My script parsed through the review counts, ratings, and pricing information for each business that matched the alias, or our category of choice, “Donut”. Because I initially wanted to focus on Long Beach donut shops, the code filtered the results to show only businesses whose coordinates were within the City of Long Beach and had an alias, “donut.” The code returned 43 entries. I noted a small shortcoming in the information Yelp returned — the API may lag on updated information as businesses change hands, fall under, or recently start.

Armed with new data, I could weave together information with entries such as pricing, ratings and even reviews. The data revealed patterns, some that were expected, and some that brought a unique perspective to the donut scene in Southern California.

Map of the 43 donut shops in Long Beach as of November 2018, identified using Yelp’s API.

Out of the 43 donut shops in the area that we pulled from the Yelp API, 37 were independent and six were chain stores. The data show that independent donut shops in Long Beach are much better received by Yelp users than franchise locations of chain stores like Krispy Kreme and Winchell’s. Average ratings for the chain restaurants was a 2.6, compared to 4.2 for non-chain restaurants. In fact, only three of the independent shops scored lower (3.0) than the highest-scoring chain restaurant (3.5). Although the average rating count for the chain restaurants were higher (72.4 vs 51.3), the the top two independent donut shops had more reviews than all of the chain stores combined (707 vs 362).

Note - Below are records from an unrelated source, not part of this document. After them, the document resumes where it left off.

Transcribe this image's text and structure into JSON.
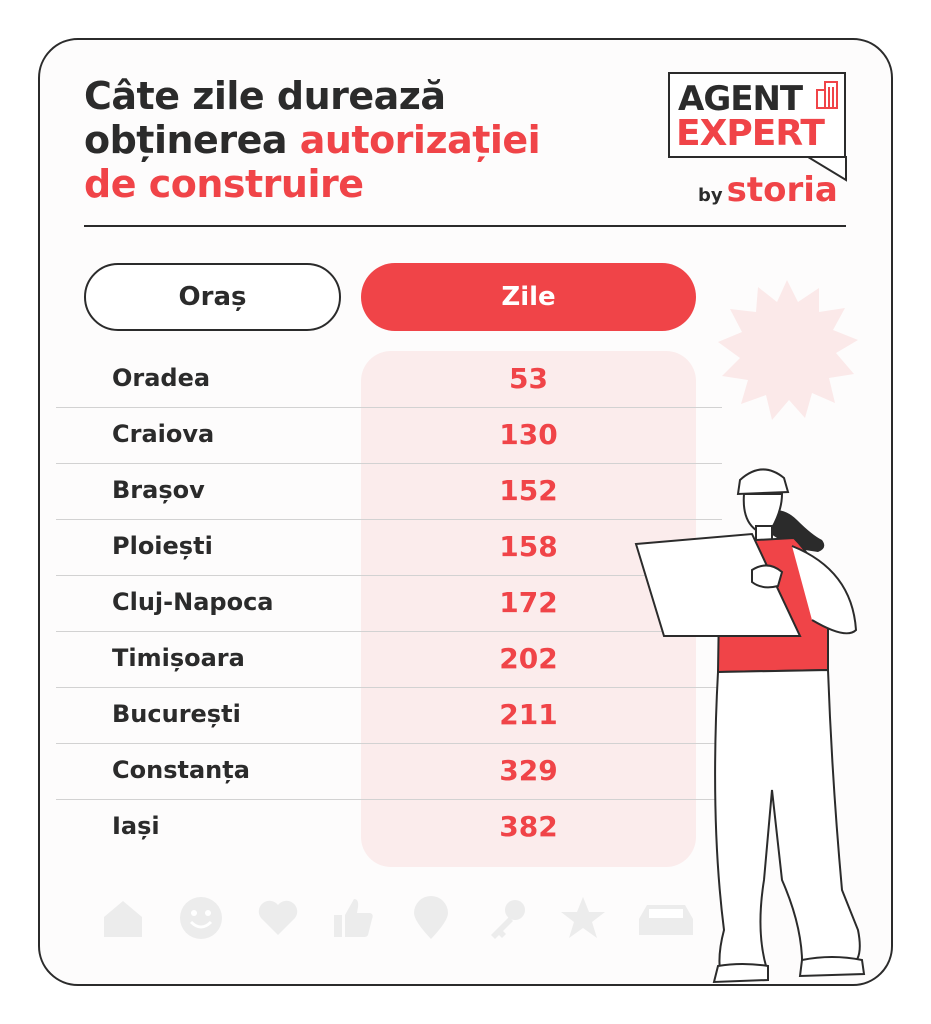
{
  "title": {
    "line1": "Câte zile durează",
    "line2_plain": "obținerea ",
    "line2_accent": "autorizației",
    "line3_accent": "de construire"
  },
  "logo": {
    "line1": "AGENT",
    "line2": "EXPERT",
    "by": "by",
    "brand": "storia"
  },
  "table": {
    "header_city": "Oraș",
    "header_days": "Zile",
    "rows": [
      {
        "city": "Oradea",
        "days": "53"
      },
      {
        "city": "Craiova",
        "days": "130"
      },
      {
        "city": "Brașov",
        "days": "152"
      },
      {
        "city": "Ploiești",
        "days": "158"
      },
      {
        "city": "Cluj-Napoca",
        "days": "172"
      },
      {
        "city": "Timișoara",
        "days": "202"
      },
      {
        "city": "București",
        "days": "211"
      },
      {
        "city": "Constanța",
        "days": "329"
      },
      {
        "city": "Iași",
        "days": "382"
      }
    ]
  },
  "icons": [
    "house-icon",
    "smiley-icon",
    "heart-icon",
    "thumbs-up-icon",
    "location-pin-icon",
    "key-icon",
    "star-icon",
    "car-icon"
  ],
  "colors": {
    "accent": "#f04448",
    "text": "#2b2b2b",
    "column_bg": "#fbecec",
    "icon_gray": "#ececec"
  }
}
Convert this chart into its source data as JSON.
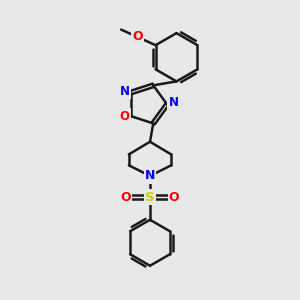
{
  "bg_color": "#e8e8e8",
  "bond_color": "#1a1a1a",
  "N_color": "#0000ff",
  "O_color": "#ff0000",
  "S_color": "#cccc00",
  "lw": 1.8,
  "figsize": [
    3.0,
    3.0
  ],
  "dpi": 100,
  "xlim": [
    0,
    10
  ],
  "ylim": [
    0,
    10
  ]
}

Reviews hinted at consumer preferences toward independent stores. For example, Paul S. from Calgary describes Broadway Donuts as “fantastic and much better than any chain.” In another case, Hmong S. from Cerritos sets chains as the bare standard, describing Simone’s Donuts to “exceed all donut chains by far.” And although I was unable to determine the ethnicity of all store owners, the reviews of at least three shops pointed to the owners being Cambodian, which aligns with the strong correlation between donut shop and Cambodian heritage owners.

Chart of depicting the range of ratings vs review count in the 43 Long Beach donut shops. Yelp uses a one-star to five-star rating system.

The history of the Cambodian community in California and the culture that surrounds donuts seems to support the numbers returned from our deep dive. The significance of the donut shop, which gave livelihoods to thousands of Cambodian refugees, can be seen in the pervasive numbers of donut shops in Long Beach, an area where many Cambodian families made their homes. Yelp’s API helped us with a proof-of-concept and is the starting point for Pink Box Stories to get a data-driven picture of Cambodian donuts shops in California.